A more generous reading of ubuntu would argue that this is not the case, that it protects individuals from domination through one of the basic methods of African ethics, namely the notion of palaver. Palaver seeks a consensus by a process of dialogue rather than through simple majoritarian decision-making. I hope they are right. Although a strong supporter of African ethics, the Congolese moral theologian Bénézet Bujo has warned that since decolonisation many crooked African leaders have misused African traditions. They promote them when it suits their ends, down-playing communitarian and democratic aspects of tradition when it threatens their hold over power and resources. As with all moral systems, African ethics are open to manipulation.

The authors in both these books, including Bujo, highlight the positive dimension to African ethics rather than the negative. They include philosophers (Augustine Shutte, Mogobe Ramose, Lucinda Manda, Thaddeus Metz, Martin Prozesky and Murove, who contributes a number of pieces to African Ethics), theologians (Ezra Chitando, Ronald Nicolson, Neville Richardson, Bénézet Bujo, Musa Dube, Mokgethi Mothlabi), social scientists (William de Maria, Happy Kayuni, Kenneth Leonard, Nhlanhla Mkhize, John Mafunisa, Ali Mazrui, Richard Tambulasi), as well as NGO practitioners and religious leaders (Mvume Dandala, Barbara Nussbaum and Mluleki Mnyaka).

Whether black or white Africans, or non-Africans in a number of cases, they argue that African ethics have much to say to us today — wherever in the world we may be.

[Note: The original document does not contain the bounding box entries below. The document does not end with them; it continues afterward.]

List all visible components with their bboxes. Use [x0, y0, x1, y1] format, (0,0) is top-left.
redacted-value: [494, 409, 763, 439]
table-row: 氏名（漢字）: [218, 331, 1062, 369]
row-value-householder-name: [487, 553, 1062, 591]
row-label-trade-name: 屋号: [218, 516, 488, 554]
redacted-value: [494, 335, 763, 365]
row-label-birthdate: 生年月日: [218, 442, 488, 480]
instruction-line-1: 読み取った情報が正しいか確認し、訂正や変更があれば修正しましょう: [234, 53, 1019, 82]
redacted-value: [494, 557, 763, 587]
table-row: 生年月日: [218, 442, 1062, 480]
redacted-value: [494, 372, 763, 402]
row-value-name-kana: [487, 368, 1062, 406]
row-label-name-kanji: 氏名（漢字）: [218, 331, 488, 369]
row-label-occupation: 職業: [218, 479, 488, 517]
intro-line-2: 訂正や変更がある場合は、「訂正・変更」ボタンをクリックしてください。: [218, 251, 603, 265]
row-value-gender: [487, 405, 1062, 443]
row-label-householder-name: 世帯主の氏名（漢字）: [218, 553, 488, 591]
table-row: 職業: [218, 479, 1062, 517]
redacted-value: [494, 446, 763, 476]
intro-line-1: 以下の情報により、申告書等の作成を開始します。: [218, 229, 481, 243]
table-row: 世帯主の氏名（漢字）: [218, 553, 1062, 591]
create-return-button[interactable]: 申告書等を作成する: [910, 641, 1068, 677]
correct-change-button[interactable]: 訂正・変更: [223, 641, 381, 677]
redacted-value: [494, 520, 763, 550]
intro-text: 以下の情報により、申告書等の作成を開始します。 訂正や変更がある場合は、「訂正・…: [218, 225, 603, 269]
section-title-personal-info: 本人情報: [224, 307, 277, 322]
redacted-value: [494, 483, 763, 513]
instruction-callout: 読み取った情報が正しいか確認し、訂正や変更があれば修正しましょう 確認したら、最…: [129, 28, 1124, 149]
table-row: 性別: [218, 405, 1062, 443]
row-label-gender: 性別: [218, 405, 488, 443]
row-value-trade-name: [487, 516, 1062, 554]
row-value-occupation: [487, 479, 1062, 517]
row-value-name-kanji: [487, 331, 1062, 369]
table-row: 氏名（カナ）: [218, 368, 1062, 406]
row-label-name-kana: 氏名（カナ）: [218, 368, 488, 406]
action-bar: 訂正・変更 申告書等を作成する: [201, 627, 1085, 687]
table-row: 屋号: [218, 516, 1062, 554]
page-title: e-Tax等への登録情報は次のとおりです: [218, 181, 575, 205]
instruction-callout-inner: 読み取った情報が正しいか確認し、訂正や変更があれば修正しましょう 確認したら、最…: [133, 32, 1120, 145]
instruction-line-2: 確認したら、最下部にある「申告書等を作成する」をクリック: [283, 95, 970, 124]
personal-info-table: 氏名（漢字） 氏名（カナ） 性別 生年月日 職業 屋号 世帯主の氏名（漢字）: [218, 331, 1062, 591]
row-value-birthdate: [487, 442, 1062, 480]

What is striking about the articles in both these books is the way in which diverse traditions come together to form African ethics — African traditional religion rooted in the belief in one God and the intermediary role of the ancestors; culture and cultural practice, including traditions of fables and storytelling; a range of Catholic and Protestant Christian ethics; as well as a swath of ancient and modern Western philosophical traditions.

What emerges for me is the fact that there is no single African ethic, but a range of African ethical traditions ranging from the fairly secular to the overtly religious. This makes the subject delightfully complex yet ultimately rewarding. It represents healthy developments in philosophical and theological traditions, as well as innovative new departures that contribute something important to global ethics. Perhaps the greatest of these is the way in which religious and secular boundaries are usually broken down, often with the bonus of incorporating traditions of storytelling into what can often be quite a dry, rigid intellectual discipline that too frequently drains the life out of what ethics are supposed to be — people trying to address how to live a good life.

Persons in Community sets the scene brilliantly in its depiction of the nature and theory of African ethics set against the global intellectual background, and African Ethics in its latter sections presents a stunning array of approaches to particular questions: justice, human rights, democracy, medicine, business and the environmental question that has become so prominent recently. Here, too, we see diverse approaches to similar problems that offer varied insights and complex solutions. In short what one expects from any collection of applied ethics.

To lift and adapt a title of a recent book by the Nigerian theologian Agbonkhianmeghe E Orobator, both these books are “ethics brewed in an African pot”. Just as in any good recipe, the theological and philosophical ingredients are varied — some Western, some African, some Christian, some not — and are mixed together in varying amounts to create memorable dishes. It is obvious that theological and philosophical ethicists in Africa and elsewhere need to read these books — but unlike a lot of others that it is their professional duty to read, these books are excellent and lively reading.

The liveliness of the writing and the clarity with which almost all of the authors address their subjects also makes these books accessible to the ordinary reader. Ethics are, after all, about how to live a good life. It should also be good reading.